KEY POINTS:
High-profile New Zealand lawyer Bob Moodie has been named by a columnist in the Times newspaper in London as winner of the world "award for bizarre conduct by a lawyer in 2006".
"Facing contempt proceedings in the High Court in Wellington, he appeared in women's clothes, asked the judge to call him 'Ms Alice' and explained that this was because he wanted to draw attention to the old-boy network within the New Zealand judiciary," said Times columnist David Pannick, QC.

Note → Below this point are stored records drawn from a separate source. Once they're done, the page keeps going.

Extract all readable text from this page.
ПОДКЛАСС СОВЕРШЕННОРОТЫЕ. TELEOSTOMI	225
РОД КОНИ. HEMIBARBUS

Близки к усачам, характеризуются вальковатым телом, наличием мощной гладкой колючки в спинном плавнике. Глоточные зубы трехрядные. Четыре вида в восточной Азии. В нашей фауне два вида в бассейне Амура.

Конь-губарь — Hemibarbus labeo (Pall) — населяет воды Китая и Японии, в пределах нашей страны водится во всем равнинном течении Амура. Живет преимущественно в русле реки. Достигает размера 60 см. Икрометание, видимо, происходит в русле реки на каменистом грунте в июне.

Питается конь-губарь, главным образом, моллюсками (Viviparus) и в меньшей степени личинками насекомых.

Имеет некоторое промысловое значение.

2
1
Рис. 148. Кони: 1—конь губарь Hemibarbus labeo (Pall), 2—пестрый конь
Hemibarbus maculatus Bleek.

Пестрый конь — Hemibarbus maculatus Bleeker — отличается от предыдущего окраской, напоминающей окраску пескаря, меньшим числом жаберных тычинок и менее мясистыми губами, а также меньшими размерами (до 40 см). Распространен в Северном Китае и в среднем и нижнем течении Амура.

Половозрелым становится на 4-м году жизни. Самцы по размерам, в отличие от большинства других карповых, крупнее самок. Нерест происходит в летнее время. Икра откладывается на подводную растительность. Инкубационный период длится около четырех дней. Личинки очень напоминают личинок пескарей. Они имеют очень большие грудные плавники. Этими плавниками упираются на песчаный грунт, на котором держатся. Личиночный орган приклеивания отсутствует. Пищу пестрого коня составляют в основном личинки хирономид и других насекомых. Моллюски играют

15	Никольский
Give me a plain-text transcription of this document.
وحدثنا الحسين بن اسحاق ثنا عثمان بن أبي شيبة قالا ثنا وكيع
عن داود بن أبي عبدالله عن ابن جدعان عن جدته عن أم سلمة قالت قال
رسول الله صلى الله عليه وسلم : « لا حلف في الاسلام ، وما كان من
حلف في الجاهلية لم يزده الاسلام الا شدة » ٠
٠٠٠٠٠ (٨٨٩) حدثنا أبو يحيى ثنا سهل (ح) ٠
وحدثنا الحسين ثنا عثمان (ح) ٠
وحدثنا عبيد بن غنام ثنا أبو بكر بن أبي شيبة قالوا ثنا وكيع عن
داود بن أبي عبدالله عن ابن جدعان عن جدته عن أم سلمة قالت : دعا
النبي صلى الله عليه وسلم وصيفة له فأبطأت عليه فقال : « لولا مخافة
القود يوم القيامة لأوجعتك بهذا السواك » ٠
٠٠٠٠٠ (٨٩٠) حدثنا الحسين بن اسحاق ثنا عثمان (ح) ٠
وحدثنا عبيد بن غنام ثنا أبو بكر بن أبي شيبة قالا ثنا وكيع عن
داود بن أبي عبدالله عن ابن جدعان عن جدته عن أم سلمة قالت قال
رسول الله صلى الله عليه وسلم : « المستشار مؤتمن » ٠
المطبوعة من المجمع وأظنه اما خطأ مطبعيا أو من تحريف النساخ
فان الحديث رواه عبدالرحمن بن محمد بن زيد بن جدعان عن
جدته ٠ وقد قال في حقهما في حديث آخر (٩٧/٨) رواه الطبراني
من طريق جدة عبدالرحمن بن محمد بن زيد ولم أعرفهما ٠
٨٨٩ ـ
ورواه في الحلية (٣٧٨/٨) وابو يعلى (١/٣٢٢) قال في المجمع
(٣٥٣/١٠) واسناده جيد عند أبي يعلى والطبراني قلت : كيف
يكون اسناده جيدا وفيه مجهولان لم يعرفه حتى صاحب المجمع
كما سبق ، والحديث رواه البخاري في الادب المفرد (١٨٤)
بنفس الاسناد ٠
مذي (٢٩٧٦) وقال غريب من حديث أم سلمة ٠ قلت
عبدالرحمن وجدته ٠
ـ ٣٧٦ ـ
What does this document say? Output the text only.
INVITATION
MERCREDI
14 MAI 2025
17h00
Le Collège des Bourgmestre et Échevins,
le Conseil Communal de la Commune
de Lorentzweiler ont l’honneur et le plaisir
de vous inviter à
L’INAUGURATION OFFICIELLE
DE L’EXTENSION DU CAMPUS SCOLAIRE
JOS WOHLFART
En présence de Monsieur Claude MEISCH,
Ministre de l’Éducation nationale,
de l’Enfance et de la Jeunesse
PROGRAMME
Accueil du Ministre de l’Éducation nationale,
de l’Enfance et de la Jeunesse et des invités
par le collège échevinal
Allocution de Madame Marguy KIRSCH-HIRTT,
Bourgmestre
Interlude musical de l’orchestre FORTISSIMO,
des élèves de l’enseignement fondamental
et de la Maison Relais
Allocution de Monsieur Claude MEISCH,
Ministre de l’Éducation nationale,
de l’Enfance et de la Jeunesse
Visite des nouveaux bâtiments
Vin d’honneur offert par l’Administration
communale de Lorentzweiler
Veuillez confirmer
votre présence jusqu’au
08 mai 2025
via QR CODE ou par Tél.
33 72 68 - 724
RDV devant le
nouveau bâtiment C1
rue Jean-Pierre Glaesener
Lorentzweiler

Dr Moodie, 68, was once secretary of the Police Association and wore kaftans at the time, during the 1970s, was a goat breeder, mayor of Manawatu, and a high-profile advocate for former Wanganui police commander Alec Waugh, winning him a $1 million payout after he lost his job in an alleged fraud case.
A practising barrister in London's Temple Law Courts, Mr Pannick also detailed "particularly hot competition" in 2006 for the prize for a judge.
William Carter, of the Albany City Court in New York, was a strong contender after being censured for removing his judicial robe, walking up to a defendant and asking: "You want a piece of me?"
Judge Donald Thompson was convicted by a jury in Oklahoma on four counts of indecent exposure by surreptitiously using a penis pump in Creek County Court while sitting as a judge hearing trials in 2002 and 2003.
Mr Pannick awarded this judge a consolation prize for least contentious statement by a defendant in a criminal trial this year: "In 20-20 hindsight, I should have thrown it away."
The award for judge of the year went to Judge Florentino Floro Jr, whom the Philippines Supreme Court sacked for: Regularly opening proceedings with the statement that he was "a Bar topnotcher" who passed the 1983 Bar examinations "with an average score of 87.55 per cent"; for changing from blue court robes to black each Friday "to recharge his psychic powers" as "the No5 psychic in the country"; and for claiming to have the assistance of three invisible dwarf friends named Luis, Armand and Angel, who assisted him in court.
Judicial email of the year was sent by the UK immigration judge Mohammed Ilyas Khan to his lover, Roselane Driza, a Brazilian cleaner, telling her she was "real chilli-hot stuff".
She was imprisoned for 33 months for blackmailing a female immigration judge, Judge J, by threatening to send to the Lord Chancellor videos of Judge J having sex with Judge Khan, and another three months' imprisonment for theft of videos.
Witness of the year was Gail Sheridan giving evidence for her husband, Tommy, in his successful libel action against the News of the World for alleging that he had taken part in orgies.
Mrs Sheridan told the jury that her husband was so "boring' that his only interest on weekend evenings was to search through dictionaries to find long words to boost his scores at Scrabble.
The Iraqi High Tribunal's sentencing of Saddam Hussein to death for crimes against humanity was rated the foreign trial of the year, with a note that the 10-month trial was disrupted by the murder of three defence lawyers, the departure of two chief judges, boycotts by the defence team and shouting matches in court.
The winner in the category for hopeless lawsuit of the year was German lawyer Jens Lorek, who wants to hear from people who believe they were abducted by aliens so that he can bring, on their behalf, compensation claims against the state.
"The trouble is," he complained, "people are afraid of making fools of themselves in court."
Mr Pannick said there would be many people doing precisely that in 2007.